Remember when Senator Lavoy offered to help the big fella go full Margrave on burning down Langston’s operation? Reacher cares little for the slimy politican’s grandstanding about trying to do right by the country, but he does want to use Lavoy’s ex-special forces security team. And with that backup en route and Neagley ready to patrol the building perimeter, Reacher prepares to enter alone. “People live and then they die,” he says, speaking of his ethos. “As long as we do both properly, there’s nothing much to regret.” That’s it, and with a wink – “Asshole,” Neagley says with a grim smile – he stalks over to the facility’s exterior gate. Inside, we’ve already been privy to what Langston has in store. Dixon and O’Donnell, both bloodied, both strapped to gurneys we recognize as the kind that fly out of helicopters with people attached, and both having to bear the interminable gloating of Langston and his remaining inner circle of dirty cops. 

REACHER 207 BARS

Move aside and let the man go through…” In Reacher Season 2’s latest exquisite ’90s alternative needle drop – Toadies’ “Possum Kingdom” surfaced way back in episode two – Soul Coughing’s 1996 single “Super Bon Bon” is the soundtrack for Reacher’s arrival on the New Age scene.

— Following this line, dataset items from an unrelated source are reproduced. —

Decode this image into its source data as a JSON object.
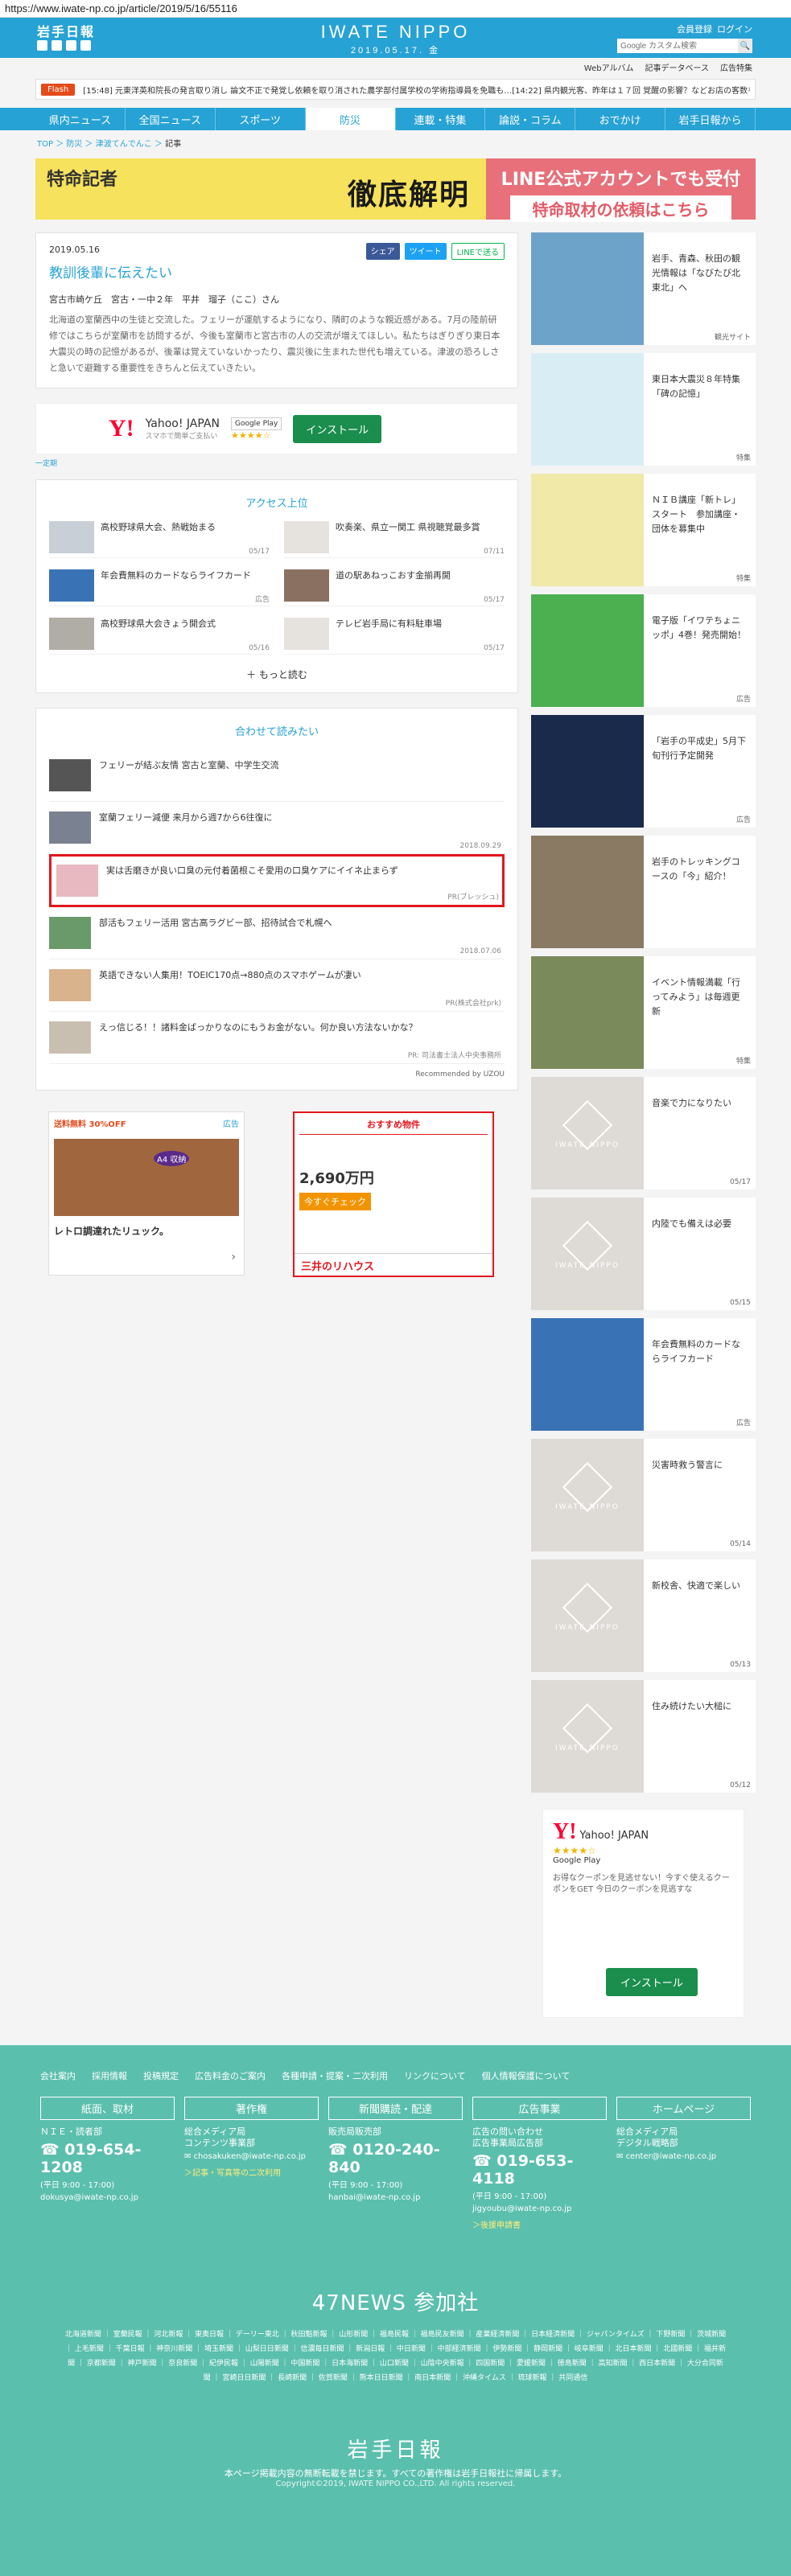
{
  "url": "https://www.iwate-np.co.jp/article/2019/5/16/55116",
  "header": {
    "logo": "岩手日報",
    "brand": "IWATE NIPPO",
    "date": "2019.05.17. 金",
    "links": [
      "会員登録",
      "ログイン"
    ],
    "search_placeholder": "Google カスタム検索"
  },
  "subbar": [
    "Webアルバム",
    "記事データベース",
    "広告特集"
  ],
  "flash": {
    "tag": "Flash",
    "text": "[15:48] 元東洋英和院長の発言取り消し 論文不正で発覚し依頼を取り消された農学部付属学校の学術指導員を免職も…[14:22] 県内観光客、昨年は１７回 覚醒の影響？などお店の客数を外…"
  },
  "nav": [
    "県内ニュース",
    "全国ニュース",
    "スポーツ",
    "防災",
    "連載・特集",
    "論説・コラム",
    "おでかけ",
    "岩手日報から"
  ],
  "breadcrumb": [
    "TOP",
    "防災",
    "津波てんでんこ",
    "記事"
  ],
  "banner": {
    "left_title": "特命記者",
    "left_main": "徹底解明",
    "right_1": "LINE公式アカウントでも受付",
    "right_2": "特命取材の依頼はこちら"
  },
  "article": {
    "date": "2019.05.16",
    "share": [
      "シェア",
      "ツイート",
      "LINEで送る"
    ],
    "title": "教訓後輩に伝えたい",
    "author": "宮古市崎ケ丘　宮古・一中２年　平井　瑠子（ここ）さん",
    "body": "北海道の室蘭西中の生徒と交流した。フェリーが運航するようになり、隣町のような親近感がある。7月の陸前研修ではこちらが室蘭市を訪問するが、今後も室蘭市と宮古市の人の交流が増えてほしい。私たちはぎりぎり東日本大震災の時の記憶があるが、後輩は覚えていないかったり、震災後に生まれた世代も増えている。津波の恐ろしさと急いで避難する重要性をきちんと伝えていきたい。"
  },
  "app_ad": {
    "logo": "Y!",
    "name": "Yahoo! JAPAN",
    "sub": "スマホで簡単ご支払い",
    "store": "Google Play",
    "stars": "★★★★☆",
    "install": "インストール",
    "label": "一定期"
  },
  "ranking": {
    "title": "アクセス上位",
    "items": [
      {
        "text": "高校野球県大会、熱戦始まる",
        "date": "05/17"
      },
      {
        "text": "吹奏楽、県立一関工 県視聴覚最多賞",
        "date": "07/11"
      },
      {
        "text": "年会費無料のカードならライフカード",
        "date": "広告"
      },
      {
        "text": "道の駅あねっこおす金揃再開",
        "date": "05/17"
      },
      {
        "text": "高校野球県大会きょう開会式",
        "date": "05/16"
      },
      {
        "text": "テレビ岩手局に有料駐車場",
        "date": "05/17"
      }
    ],
    "more": "もっと読む"
  },
  "recommend": {
    "title": "合わせて読みたい",
    "items": [
      {
        "text": "フェリーが結ぶ友情 宮古と室蘭、中学生交流",
        "meta": ""
      },
      {
        "text": "室蘭フェリー減便 来月から週7から6往復に",
        "meta": "2018.09.29"
      },
      {
        "text": "実は舌磨きが良い口臭の元付着菌根こそ愛用の口臭ケアにイイネ止まらず",
        "meta": "PR(ブレッシュ)"
      },
      {
        "text": "部活もフェリー活用 宮古高ラグビー部、招待試合で札幌へ",
        "meta": "2018.07.06"
      },
      {
        "text": "英語できない人集用！TOEIC170点→880点のスマホゲームが凄い",
        "meta": "PR(株式会社prk)"
      },
      {
        "text": "えっ信じる！！諸料金ばっかりなのにもうお金がない。何か良い方法ないかな？",
        "meta": "PR: 司法書士法人中央事務所"
      }
    ],
    "powered": "Recommended by UZOU"
  },
  "ad_backpack": {
    "label": "送料無料 30%OFF",
    "badge": "A4 収納",
    "caption": "レトロ調達れたリュック。",
    "tag": "広告"
  },
  "ad_house": {
    "title": "おすすめ物件",
    "price": "2,690万円",
    "cta": "今すぐチェック",
    "foot": "三井のリハウス"
  },
  "sidebar": {
    "items": [
      {
        "text": "岩手、青森、秋田の観光情報は「なびたび北東北」へ",
        "tag": "観光サイト",
        "color": "#6ea3c9"
      },
      {
        "text": "東日本大震災８年特集「碑の記憶」",
        "tag": "特集",
        "color": "#e4f1f8"
      },
      {
        "text": "ＮＩＢ講座「新トレ」スタート　参加講座・団体を募集中",
        "tag": "特集",
        "color": "#8bc34a"
      },
      {
        "text": "電子版「イワテちょニッポ」4巻！発売開始！",
        "tag": "広告",
        "color": "#4caf50"
      },
      {
        "text": "「岩手の平成史」5月下旬刊行予定開発",
        "tag": "広告",
        "color": "#1a2a4a"
      },
      {
        "text": "岩手のトレッキングコースの「今」紹介！",
        "tag": "",
        "color": "#8a7a64"
      },
      {
        "text": "イベント情報満載「行ってみよう」は毎週更新",
        "tag": "特集",
        "color": "#7a8a5a"
      },
      {
        "text": "音楽で力になりたい",
        "tag": "05/17",
        "color": ""
      },
      {
        "text": "内陸でも備えは必要",
        "tag": "05/15",
        "color": ""
      },
      {
        "text": "年会費無料のカードならライフカード",
        "tag": "広告",
        "color": "#3a73b5"
      },
      {
        "text": "災害時救う警言に",
        "tag": "05/14",
        "color": ""
      },
      {
        "text": "新校舎、快適で楽しい",
        "tag": "05/13",
        "color": ""
      },
      {
        "text": "住み続けたい大槌に",
        "tag": "05/12",
        "color": ""
      }
    ],
    "app": {
      "logo": "Y!",
      "name": "Yahoo! JAPAN",
      "stars": "★★★★☆",
      "store": "Google Play",
      "copy": "お得なクーポンを見逃せない！今すぐ使えるクーポンをGET 今日のクーポンを見逃すな",
      "install": "インストール"
    }
  },
  "footer": {
    "links": [
      "会社案内",
      "採用情報",
      "投稿規定",
      "広告料金のご案内",
      "各種申請・提案・二次利用",
      "リンクについて",
      "個人情報保護について"
    ],
    "cols": [
      {
        "head": "紙面、取材",
        "lines": [
          "ＮＩＥ・読者部"
        ],
        "phone": "019-654-1208",
        "hours": "(平日 9:00 - 17:00)",
        "mail": "dokusya@iwate-np.co.jp",
        "link": ""
      },
      {
        "head": "著作権",
        "lines": [
          "総合メディア局",
          "コンテンツ事業部"
        ],
        "phone": "",
        "hours": "",
        "mail": "chosakuken@iwate-np.co.jp",
        "link": "＞記事・写真等の二次利用"
      },
      {
        "head": "新聞購読・配達",
        "lines": [
          "販売局販売部"
        ],
        "phone": "0120-240-840",
        "hours": "(平日 9:00 - 17:00)",
        "mail": "hanbai@iwate-np.co.jp",
        "link": ""
      },
      {
        "head": "広告事業",
        "lines": [
          "広告の問い合わせ",
          "広告事業局広告部"
        ],
        "phone": "019-653-4118",
        "hours": "(平日 9:00 - 17:00)",
        "mail": "jigyoubu@iwate-np.co.jp",
        "link": "＞後援申請書"
      },
      {
        "head": "ホームページ",
        "lines": [
          "総合メディア局",
          "デジタル戦略部"
        ],
        "phone": "",
        "hours": "",
        "mail": "center@iwate-np.co.jp",
        "link": ""
      }
    ],
    "news47": "47NEWS 参加社",
    "members": "北海道新聞 ｜ 室蘭民報 ｜ 河北新報 ｜ 東奥日報 ｜ デーリー東北 ｜ 秋田魁新報 ｜ 山形新聞 ｜ 福島民報 ｜ 福島民友新聞 ｜ 産業経済新聞 ｜ 日本経済新聞 ｜ ジャパンタイムズ ｜ 下野新聞 ｜ 茨城新聞 ｜ 上毛新聞 ｜ 千葉日報 ｜ 神奈川新聞 ｜ 埼玉新聞 ｜ 山梨日日新聞 ｜ 信濃毎日新聞 ｜ 新潟日報 ｜ 中日新聞 ｜ 中部経済新聞 ｜ 伊勢新聞 ｜ 静岡新聞 ｜ 岐阜新聞 ｜ 北日本新聞 ｜ 北國新聞 ｜ 福井新聞 ｜ 京都新聞 ｜ 神戸新聞 ｜ 奈良新聞 ｜ 紀伊民報 ｜ 山陽新聞 ｜ 中国新聞 ｜ 日本海新聞 ｜ 山口新聞 ｜ 山陰中央新報 ｜ 四国新聞 ｜ 愛媛新聞 ｜ 徳島新聞 ｜ 高知新聞 ｜ 西日本新聞 ｜ 大分合同新聞 ｜ 宮崎日日新聞 ｜ 長崎新聞 ｜ 佐賀新聞 ｜ 熊本日日新聞 ｜ 南日本新聞 ｜ 沖縄タイムス ｜ 琉球新報 ｜ 共同通信",
    "logo": "岩手日報",
    "notice": "本ページ掲載内容の無断転載を禁じます。すべての著作権は岩手日報社に帰属します。",
    "copyright": "Copyright©2019, IWATE NIPPO CO.,LTD. All rights reserved."
  }
}
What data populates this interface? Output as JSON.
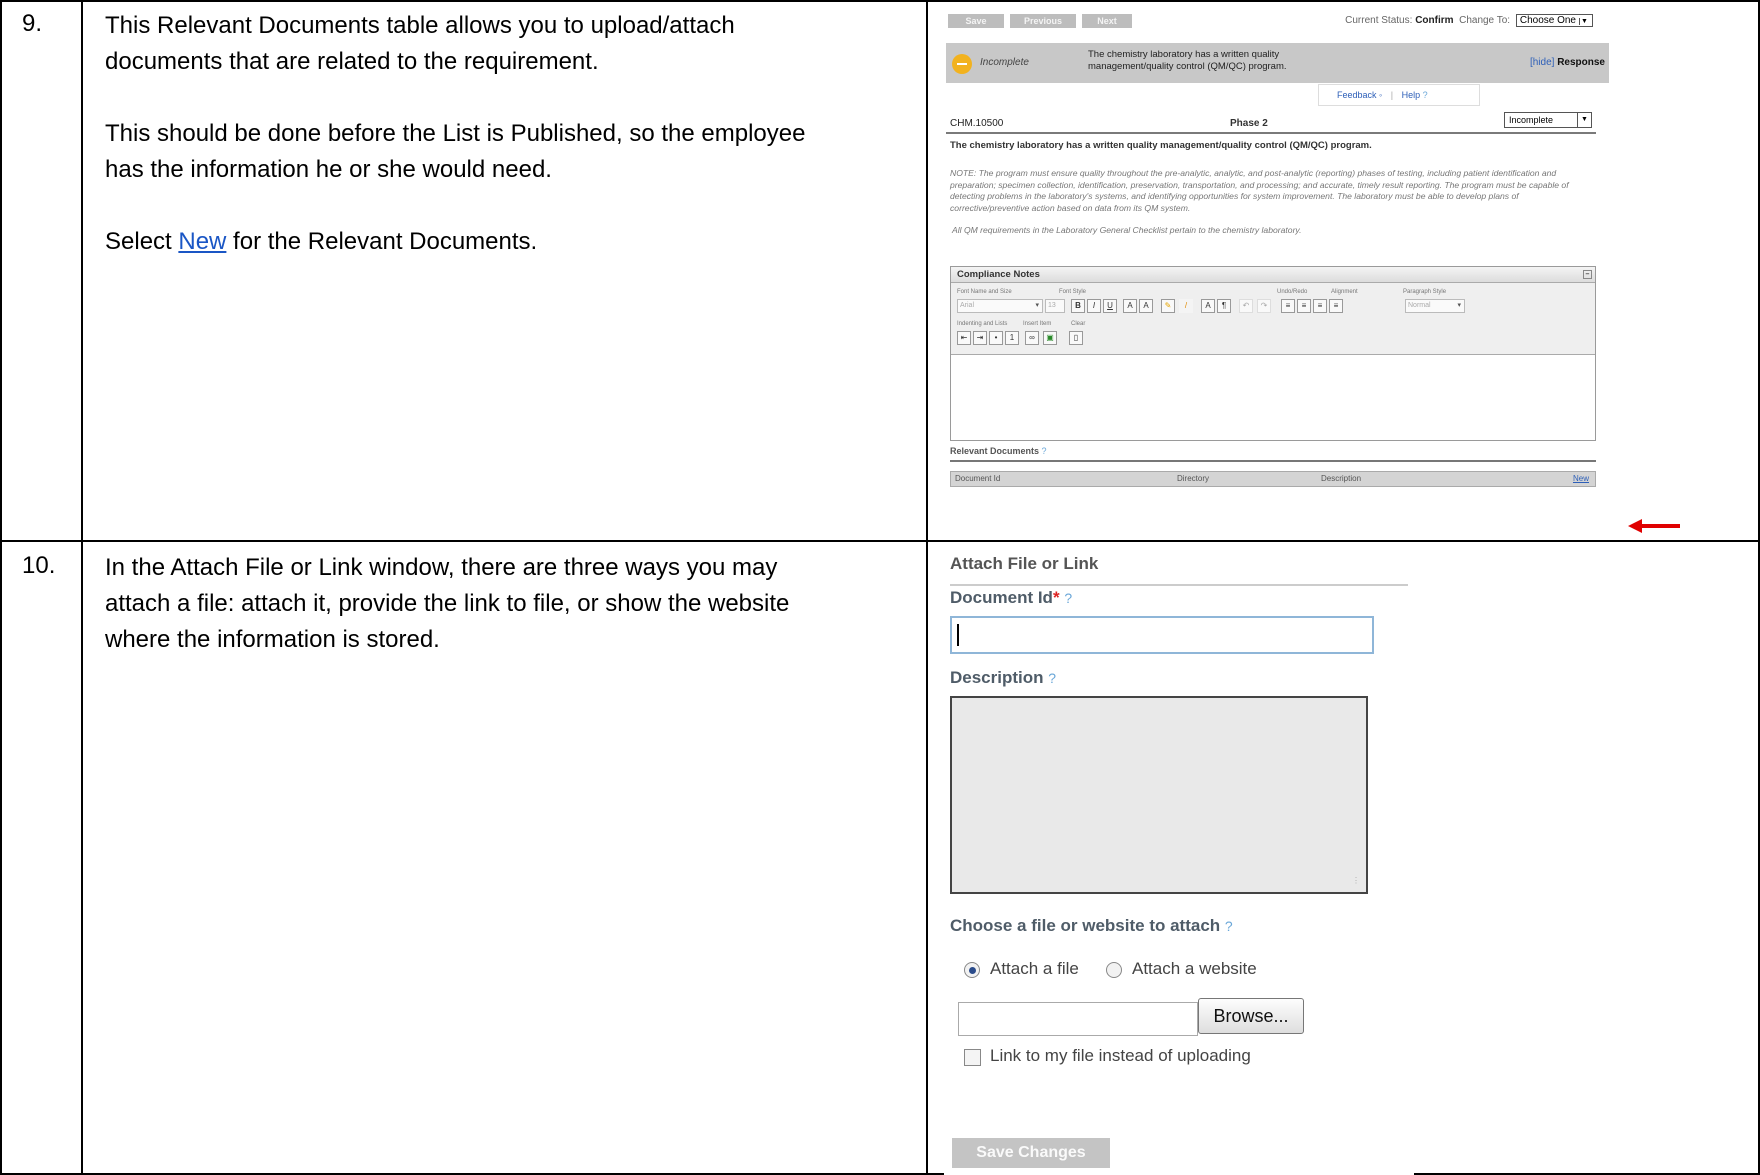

There are the random henchmen with guns. There’s Langston, smug, with Dixon and O’Donnell in the background, restrained. And the barest, tiniest hint of a smile emerges on Alan Ritchson’s face. It’s the perfect suggestion of Reacher going into subtlety mode. Of the message he’s quietly transmitting to his team. This seemingly insurmountable tableau? With none of them armed and all of them in cuffs? It’s just a precursor for what’s undoubtedly set to pop off in the season finale. Langston and his bullshit crew will never understand just how many guys Reacher’s messed up, and in just how many ways. They’ll probably regret that.